Fue como si chocara contra algo increíblemente frío que absorbía su fuerza. Dio un traspié, pero mantuvo la mente fija en su objetivo: Verdugo. El cazador de lobos. El asesino de Saltador.

Perrin se enderezó a medida que recuperaba las fuerzas. Estaba siendo más fácil que la última vez; desde luego, acceder físicamente al Sueño del Lobo lo hacía más fuerte. No tenía que preocuparse de sumirse demasiado en el sueño dejando que su cuerpo pereciera en el mundo real.

Se movió despacio a través de la barrera, como si pasara a través de agua, y pisó al otro lado. Tras él, Gaul, con una expresión de curiosidad en el rostro, alargó la mano y dio un golpecito en la cúpula con el dedo índice.

De inmediato se desplomó en el suelo, desmadejado como un muñeco de trapo. Las lanzas y las flechas cayeron y rebotaron en el suelo; él se quedó totalmente inmóvil, sin respirar siquiera. Perrin alargó la mano hacia él y atravesó despacio la cúpula con el brazo para aferrar a Gaul por una pierna y tirar de él hacia sí.

Una vez que estuvo al otro lado, Gaul boqueó e inhaló aire, tras lo cual rodó sobre sí mismo al tiempo que gemía. Sujetándose la cabeza, se sentó. Perrin le recogió las flechas y las lanzas sin decir palabra.

—Va a ser una buena experiencia para conseguir que nuestro ji aumente —comentó el Aiel. Se puso de pie y se frotó el brazo sobre el que había caído al suelo—. ¿Las Sabias dicen que es maligno venir a este lugar como hemos hecho nosotros? Me parece que disfrutarían trayendo a los hombres aquí para darles una lección.

Perrin lo miró. No se había dado cuenta de que el Aiel lo había oído hablar con Edarra sobre el Sueño del Lobo.

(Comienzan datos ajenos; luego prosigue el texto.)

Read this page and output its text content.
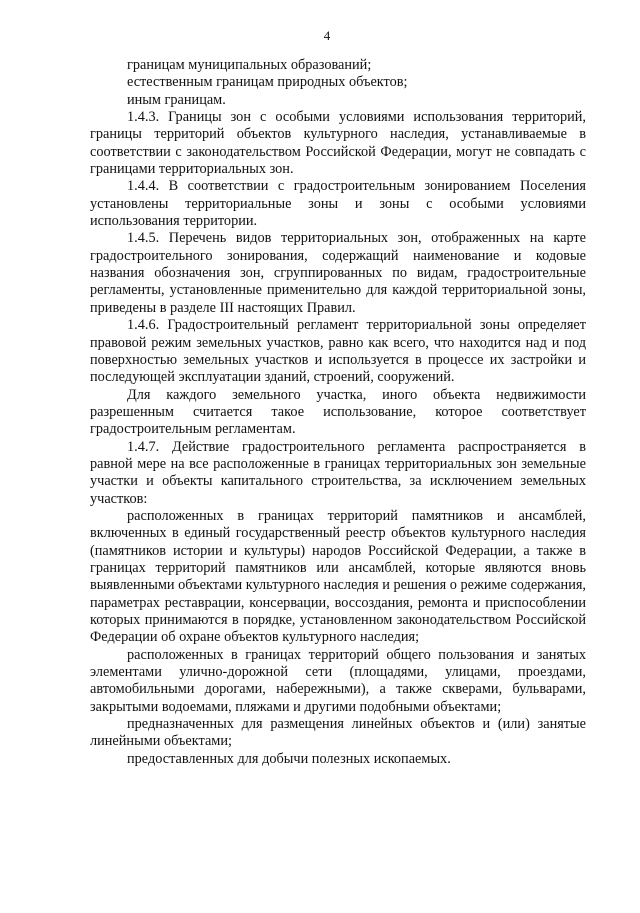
4

границам муниципальных образований;

естественным границам природных объектов;

иным границам.

1.4.3. Границы зон с особыми условиями использования территорий, границы территорий объектов культурного наследия, устанавливаемые в соответствии с законодательством Российской Федерации, могут не совпадать с границами территориальных зон.

1.4.4. В соответствии с градостроительным зонированием Поселения установлены территориальные зоны и зоны с особыми условиями использования территории.

1.4.5. Перечень видов территориальных зон, отображенных на карте градостроительного зонирования, содержащий наименование и кодовые названия обозначения зон, сгруппированных по видам, градостроительные регламенты, установленные применительно для каждой территориальной зоны, приведены в разделе III настоящих Правил.

1.4.6. Градостроительный регламент территориальной зоны определяет правовой режим земельных участков, равно как всего, что находится над и под поверхностью земельных участков и используется в процессе их застройки и последующей эксплуатации зданий, строений, сооружений.

Для каждого земельного участка, иного объекта недвижимости разрешенным считается такое использование, которое соответствует градостроительным регламентам.

1.4.7. Действие градостроительного регламента распространяется в равной мере на все расположенные в границах территориальных зон земельные участки и объекты капитального строительства, за исключением земельных участков:

расположенных в границах территорий памятников и ансамблей, включенных в единый государственный реестр объектов культурного наследия (памятников истории и культуры) народов Российской Федерации, а также в границах территорий памятников или ансамблей, которые являются вновь выявленными объектами культурного наследия и решения о режиме содержания, параметрах реставрации, консервации, воссоздания, ремонта и приспособлении которых принимаются в порядке, установленном законодательством Российской Федерации об охране объектов культурного наследия;

расположенных в границах территорий общего пользования и занятых элементами улично-дорожной сети (площадями, улицами, проездами, автомобильными дорогами, набережными), а также скверами, бульварами, закрытыми водоемами, пляжами и другими подобными объектами;

предназначенных для размещения линейных объектов и (или) занятые линейными объектами;

предоставленных для добычи полезных ископаемых.
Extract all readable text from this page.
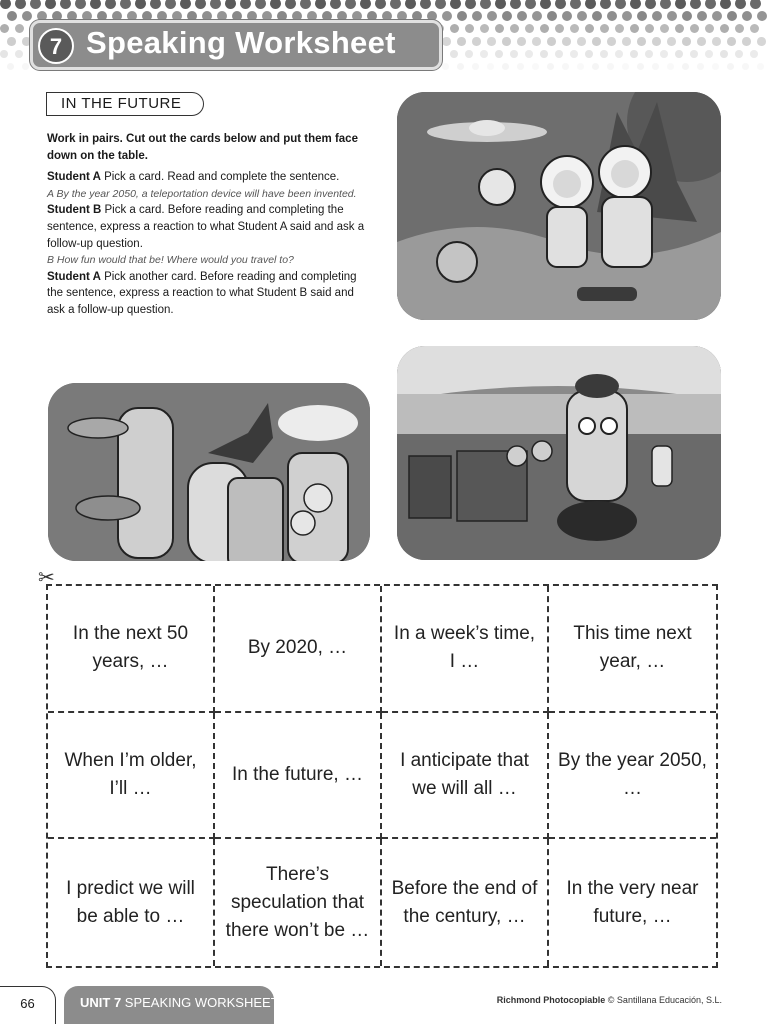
7 Speaking Worksheet
IN THE FUTURE

Work in pairs. Cut out the cards below and put them face down on the table.

Student A Pick a card. Read and complete the sentence.

A By the year 2050, a teleportation device will have been invented.

Student B Pick a card. Before reading and completing the sentence, express a reaction to what Student A said and ask a follow-up question.

B How fun would that be! Where would you travel to?

Student A Pick another card. Before reading and completing the sentence, express a reaction to what Student B said and ask a follow-up question.

✂
In the next 50 years, …
By 2020, …
In a week’s time, I …
This time next year, …
When I’m older, I’ll …
In the future, …
I anticipate that we will all …
By the year 2050, …
I predict we will be able to …
There’s speculation that there won’t be …
Before the end of the century, …
In the very near future, …
66	UNIT 7 SPEAKING WORKSHEET	Richmond Photocopiable © Santillana Educación, S.L.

—¿Qué he hecho para merecer tu lealtad, Gaul? —preguntó Perrin, casi más a sí mismo que al Aiel.

—No tiene nada que ver con que tú hicieras algo —dijo Gaul riendo.

—¿Qué quieres decir? Te saqué de aquella jaula. Por eso me has seguido.

—Por eso empecé a seguirte. Pero no es por lo que he continuado a tu lado. Vamos, ¿no decías que es peligrosa la pieza de caza tras la que vamos?

Perrin asintió y Gaul se veló el rostro. Caminaron bajo la cúpula en dirección a la estructura que había dentro. Había una buena tirada desde el límite de la cúpula hasta el centro, pero Perrin no quería saltar y que lo pillaran por sorpresa, de modo que siguieron a pie a través del paisaje de praderas extensas salpicadas de arboledas.

Caminaron alrededor de una hora antes de que avistaran las murallas. Altas e imponentes, parecían las de una urbe importante. Perrin y Gaul se encaminaron hacia allí; el Aiel exploraba con gran recelo, como si esperara que le dispararan una flecha en cualquier momento. Sin embargo, en el Sueño del Lobo, esos muros no estarían vigilados. De estar allí, Verdugo se encontraría merodeando, al acecho, en el mismísimo centro de la cúpula. Y probablemente habría tendido una trampa.

Perrin apoyó la mano en el hombro de Gaul y ambos se desplazaron al adarve de la muralla en un instante. Gaul, agazapado, avanzó con sigilo a uno de los puestos de guardia cubiertos y echó un vistazo dentro. Perrin fue hacia el lado interior de la muralla y se asomó. La Torre Negra no era tan imponente como daba a entender su aspecto desde fuera. Era un pueblo de chozas y casas pequeñas. Más allá de esas construcciones se extendía un gran edificio en obras.